Jens zog es an, und plötzlich sah er aus wie die Kinder wohlhabender Eltern, die er immer beneidet hatte und die für ihn auf einem unerreichbaren Sockel gestanden hatten.
»Gut siehst du aus«, sagte Daniel. »Die Sachen passen dir und stehen dir. Möchtest du sie behalten?«
Jens wusste nicht, was er sagen sollte. Er wollte nicht unverschämt sein, hätte aber sehr gern ja gesagt.
»Fragen wir einmal anders herum. Gefallen sie dir?«
»O ja.« Jens nickte eifrig.
»Na also. Dann nehmen wir das alles«, bestimmte Daniel.
»Alles auf einmal?« Jens’ Augen wurden ganz groß. Das waren zwei Hosen, zwei Hemden, ein Pullover und eine Jacke.
»Natürlich alles.« Daniel musste lachen. »Du brauchst noch viel mehr.« Er suchte Socken und Unterwäsche aus und fragte die Verkäuferin nach dem nächsten Schuhgeschäft.
»Darf ich …« Jens wurde rot. »Darf ich etwas gleich anziehen?«
»Du musst sogar«, bestimmte Daniel.
Nach einer weiteren halben Stunde besaß Daniel zwei Paar neue Schuhe, eine Sonnenbrille und einen leichten Sommermantel.

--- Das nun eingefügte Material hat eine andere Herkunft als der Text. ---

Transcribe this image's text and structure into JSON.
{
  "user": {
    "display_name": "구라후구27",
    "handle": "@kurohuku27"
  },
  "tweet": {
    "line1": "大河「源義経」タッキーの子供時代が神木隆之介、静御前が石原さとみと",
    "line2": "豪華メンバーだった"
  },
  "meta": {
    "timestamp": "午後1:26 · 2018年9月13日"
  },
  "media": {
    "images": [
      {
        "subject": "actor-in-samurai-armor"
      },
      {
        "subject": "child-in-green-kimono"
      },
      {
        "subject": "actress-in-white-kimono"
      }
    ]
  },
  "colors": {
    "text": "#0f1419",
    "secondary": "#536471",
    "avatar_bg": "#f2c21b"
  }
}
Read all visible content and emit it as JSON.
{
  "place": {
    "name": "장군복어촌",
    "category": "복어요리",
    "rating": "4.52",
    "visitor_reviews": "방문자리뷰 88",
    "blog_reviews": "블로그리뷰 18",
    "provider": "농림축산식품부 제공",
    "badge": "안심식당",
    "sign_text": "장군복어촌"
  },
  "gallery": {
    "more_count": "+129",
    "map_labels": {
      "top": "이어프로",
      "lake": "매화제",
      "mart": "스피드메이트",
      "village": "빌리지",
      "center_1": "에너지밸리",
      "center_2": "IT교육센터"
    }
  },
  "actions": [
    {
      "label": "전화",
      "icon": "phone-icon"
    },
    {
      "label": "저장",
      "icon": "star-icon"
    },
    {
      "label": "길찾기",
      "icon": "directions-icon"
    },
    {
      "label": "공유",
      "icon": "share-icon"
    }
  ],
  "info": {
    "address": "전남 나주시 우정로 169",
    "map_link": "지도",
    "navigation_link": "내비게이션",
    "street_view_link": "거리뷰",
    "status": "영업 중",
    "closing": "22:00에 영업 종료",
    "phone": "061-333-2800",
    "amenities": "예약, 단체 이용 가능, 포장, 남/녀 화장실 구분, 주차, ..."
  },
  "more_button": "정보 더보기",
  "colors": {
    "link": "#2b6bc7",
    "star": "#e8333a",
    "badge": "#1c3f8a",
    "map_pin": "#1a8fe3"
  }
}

Er kam sich vor wie im Schlaraffenland und hätte seinen Beschützer gern gefragt, warum er das alles für ihn tat. Außerdem hätte er gern gewusst, wohin er ihn bringen wollte. Doch er wagte es nicht, danach zu fragen. Er war so überwältigt, dass er kein Wort mehr herausbrachte.
Immer wieder glitt sein Blick hinab zu den wunderschönen glatten Lederschuhen. Er wagte es kaum damit richtig aufzutreten. Aus Angst, sie könnten sich zu schnell abnutzen.
»Und jetzt müssen wir unbedingt etwas essen, bevor wir weiterfahren«, sagte Daniel. »Ich sterbe nämlich vor Hunger. Wie ist es mit dir?«
Jens nickte aus lauter Höflichkeit. Er war viel zu aufgeregt, um Hunger zu haben. Aber er wollte diesem Fremden, der ihn so gut behandelte, auch nicht widersprechen. Noch nie war jemand so gut zu mir, dachte er. Und nun rutschte ihm doch die Frage heraus, die ihn so brennend interessierte: »Warum …, warum tun Sie das alles für mich, Herr Fernau?«
Daniel legte die Speisekarte, die er gerade in der Hand hielt, beiseite. »Weil ich möchte, dass du gut aussiehst, wenn du zu deiner Mutter kommst.«
Jens begann zu zittern. Er setzte zum Sprechen an, brachte aber kein Wort hervor.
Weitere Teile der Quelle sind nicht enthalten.